Ce n 'est un secret pour personne , j'adore Stephen King. Ses premiers best-sellers ont bercé mon enfance et mon adolescence, et les premiers films tirés de ses livres font partie de mes meilleurs souvenirs.
Ces dernières années, cependant, même si j'adorais retrouver son style, je dois avouer que ses histoires étaient bien moins intéressantes que par le passé. Parfois même, comme dans From a Buick 8 par exemple, mais surtout dans Lisey's Story, on le voyait s'essayer à une autre façon d'écrire, moins directe, plus alambiquée, comme s'il essayait de s' affranchir du style qui avait fait sa renommée pour séduire la critique. Alors que d'habitude je dévore ses plus gros pavés en un temps record, j'ai traîné Lisey's Story pendant plus de deux mois. Bien m'en a pris, car la deuxième partie est vraiment prenante.
Plus récemment pourtant, on a commencé à assister à un retour du "vrai" Stephen King. Duma Key était véritablement terrifiant et se lisait d'une traite, et même si Blaze n'était en fait qu'un roman oublié de l'époque où il se faisait appeler Richard Bachman, sa publication participait d'un effort pour retrouver les parfums d'antan.
Enfin, avec Under The Dome, on retrouve le grand Steve! celui du Fléau ou de Ca. Un livre choral, se déroulant dans une de ces villes du Maine que King se plait à créer pour mieux les détruire. Et pour cause: il s'agit une nouvelle fois d'un roman commencé dans les années 70/80, même s'il était loin d'être fini ( seules les 70 premières pages avaient été rédigées).
La petite ville de Chester's Mill ( à mi-chemin des tout aussi fictives Castle Rock et Tarker's Mill) se retrouve un beau matin d'automne isolée du reste du monde par un dôme aussi invisible qu'indestructible ne laissant passer que l'air (et un peu l'eau). Avions, hélicoptères et oiseaux s'écrasent contre la barrière, les traces de leurs impacts semblant flotter dans les airs. Les habitants se rendent vite à l'évidence: personne ne peut rien pour eux, ils sont livrés à eux-même. Mais si la plupart des gens sont paniqués à la perspective d'être ainsi emprisonnés, d'autant que la ville est désormais coupée de la centrale électrique et que les réserves d'eau et de carburant ne vont pas durer éternellement, d'autres y voient l'occasion de régler leurs comptes et de prendre le contrôle de la bourgade.

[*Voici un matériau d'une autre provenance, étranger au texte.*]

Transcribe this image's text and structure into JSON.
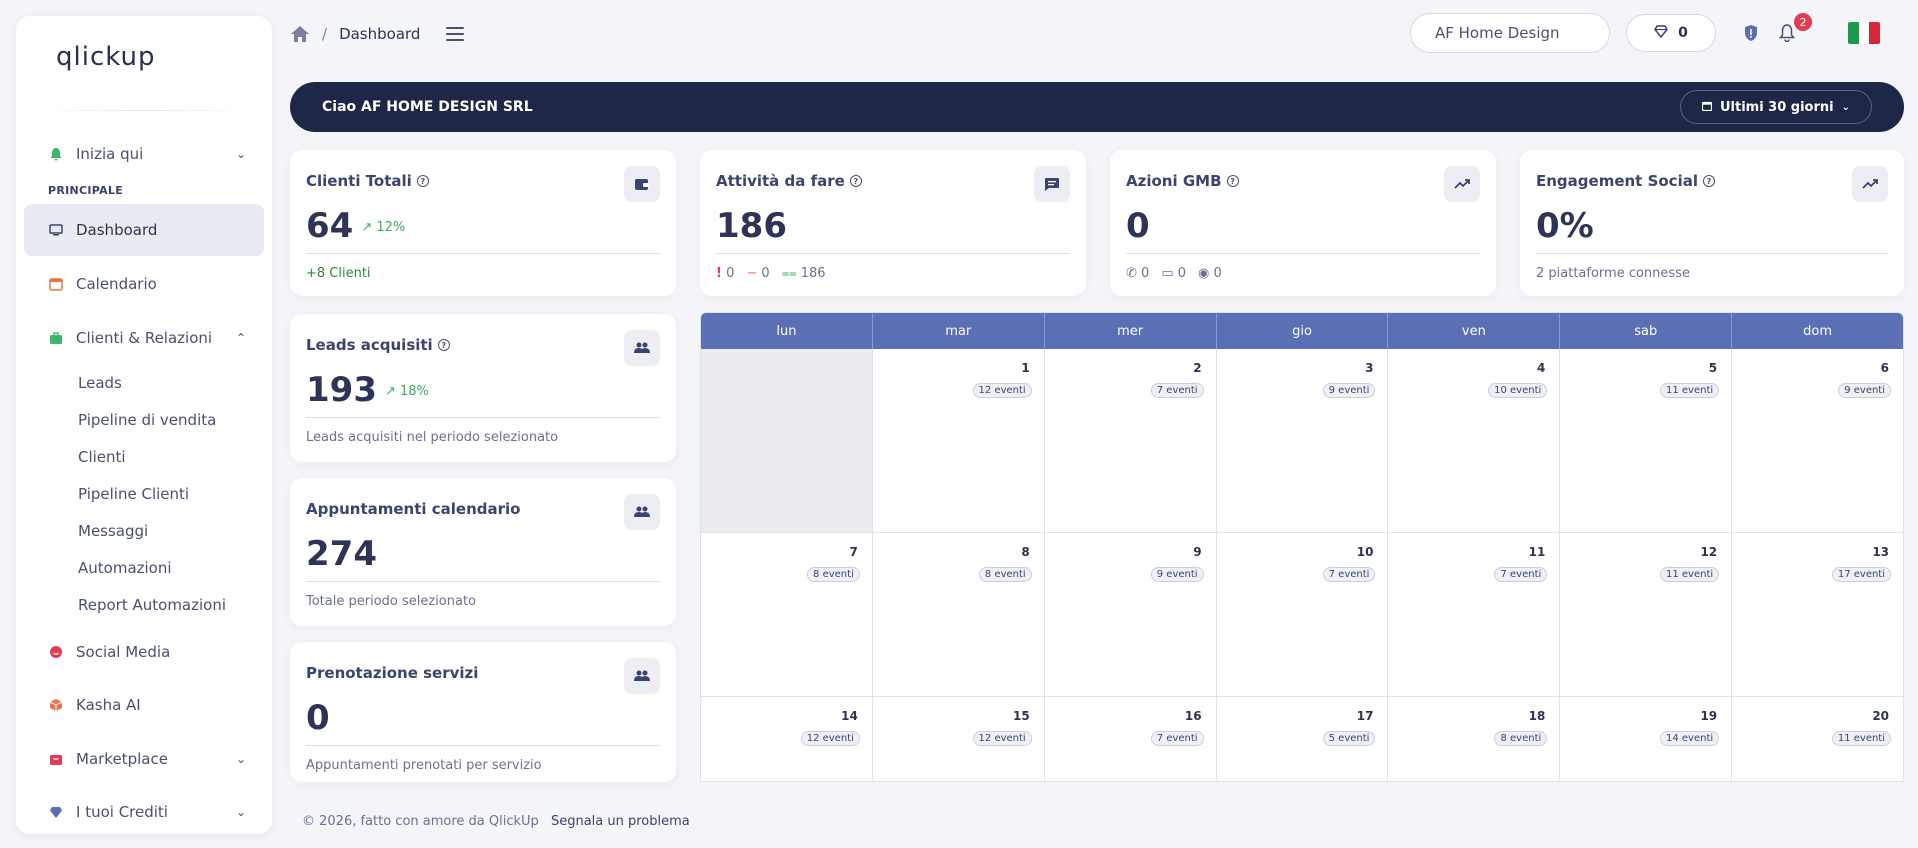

Le titre original, qui se traduit par "Sous le Dôme" est bien plus explicite que la traduction officielle ( "Dôme" tout court): l'enjeu majeur du roman n 'est pas l'explication de phénomène ( même s'il faut bien en parler de temps en temps), mais les réactions des habitants de la ville, observées comme celles de rats de laboratoires dans un labyrinthe. Stephen King joue sur ses points fort, car s'il n'a jamais été très performant lorsqu'il s 'est attaqué à la science-fiction, il est en revanche maître dans l'art de créer des personnages, et il croque ici une galerie de portraits des plus passionnantes. A mesure que la panique gagne, les caractères s'affirment, ou tombent en lambeaux; les statistiques d'agressions, de viols, de meurtres et de suicides grimpent en flèche. Le tissu social s'effondre, en quelques jours les habitants régressent au moyen âge, et la ville est bientôt divisée en deux factions rivales, le côté de la raison étant bien entendu le plus mal loti.
La variété des personnages permet à King d'aborder de nombreux thèmes et d'adopter des points de vue très différents. On parle droits, sécurité (voire sécuritarisme) religion, drogue, liberté de la presse, bref, tous les aspects de la vie de tous les jours sont abordés et passés à la moulinette.
Un point de départ intriguant, une nouvelle ville créée et détruite en quelques jours, des personnages suprêmement bien écrits, de l'action quasi non-stop, un suspense qui va crescendo pour atteindre des sommets, tous les ingrédients pour un bon gros pavé du King comme on les aime.